Team America: World Police

Team America: World Police

Pretty much all I have to say is "The South Park guys made a puppet movie" and you know what to expect: ribald humor, razor-sharp sendups of American culture in general and American celebrity culture in particular, and songs.

Copping the "supermarionation" style made famous by the 1960s British TV show Thunderbirds, Trey Parker and Matt Stone's marionettes embody the titular team of freedom fighters, thwarting terrorists around the world no matter the cost - to other nations, that is. Politically incorrect as ever, Parker and Stone pair up North Korean dictator Kim Jong-Il with Hollywood's most notable liberal actors (Alec Baldwin, Tim Robbins, et al) as the film's villains, as Kim prepares to launch terrorist attacks across a world made helpless by their adoration of these self-aggrandizing thespians preaching peace. Leave it to the bickering Team America, a macho group of action movie hero cliches, to dispense not only with the terrorists, but with the movie stars themselves, in particularly gruesome fashion.

Only the dimmest of dimwits won't see the satire behind this film's over-the-top patriotism. Yet the consistently refreshing thing about Parker and Stone's biting comedy has always been their take-no-prisoners approach, where both right and left are skewered, and no envelope is left unpushed. (Team America features a hilariously hardcore puppet sex scene that in no way could ever have been done in a studio film with actual actors.)

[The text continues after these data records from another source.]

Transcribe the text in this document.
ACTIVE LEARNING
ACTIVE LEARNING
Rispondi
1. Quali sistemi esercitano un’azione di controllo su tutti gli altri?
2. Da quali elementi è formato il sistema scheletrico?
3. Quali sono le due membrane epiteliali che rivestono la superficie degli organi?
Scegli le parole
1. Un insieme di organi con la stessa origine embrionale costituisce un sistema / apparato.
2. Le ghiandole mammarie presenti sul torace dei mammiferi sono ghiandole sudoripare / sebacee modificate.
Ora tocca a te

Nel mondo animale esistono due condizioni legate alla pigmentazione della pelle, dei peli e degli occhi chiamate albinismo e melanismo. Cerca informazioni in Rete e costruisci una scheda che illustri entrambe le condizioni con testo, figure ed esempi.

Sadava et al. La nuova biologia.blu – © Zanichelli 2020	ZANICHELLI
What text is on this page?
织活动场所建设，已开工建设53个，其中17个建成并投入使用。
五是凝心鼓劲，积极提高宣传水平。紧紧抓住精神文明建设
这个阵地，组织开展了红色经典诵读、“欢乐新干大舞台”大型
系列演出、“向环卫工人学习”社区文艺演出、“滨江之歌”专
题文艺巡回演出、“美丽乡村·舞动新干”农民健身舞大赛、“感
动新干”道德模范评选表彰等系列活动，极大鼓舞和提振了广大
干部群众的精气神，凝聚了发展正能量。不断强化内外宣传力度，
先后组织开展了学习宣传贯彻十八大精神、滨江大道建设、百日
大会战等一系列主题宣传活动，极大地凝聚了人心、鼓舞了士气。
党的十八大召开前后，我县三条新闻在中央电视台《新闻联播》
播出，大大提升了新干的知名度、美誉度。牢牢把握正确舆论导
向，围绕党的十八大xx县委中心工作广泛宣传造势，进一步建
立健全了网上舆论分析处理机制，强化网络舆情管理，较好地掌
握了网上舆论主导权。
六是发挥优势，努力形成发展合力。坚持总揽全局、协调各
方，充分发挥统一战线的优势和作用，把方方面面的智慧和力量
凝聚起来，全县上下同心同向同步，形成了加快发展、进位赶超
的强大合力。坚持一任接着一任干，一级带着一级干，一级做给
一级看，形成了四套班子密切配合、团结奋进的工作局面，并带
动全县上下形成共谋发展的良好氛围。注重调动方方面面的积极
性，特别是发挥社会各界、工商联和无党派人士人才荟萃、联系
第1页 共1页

On top of all that, the mind-bogglingly detailed miniature set design is legitimately Oscar-worthy, and the costumes and cinematography, small-scale as they are, are top notch. Team America is an utterly strange film, in the best sense of the word, and gives us hope that if a Hollywood studio can produce something this weird, this unique, this funny, and this rude, and get it onto 2,000 American screens, then there is hope for us all.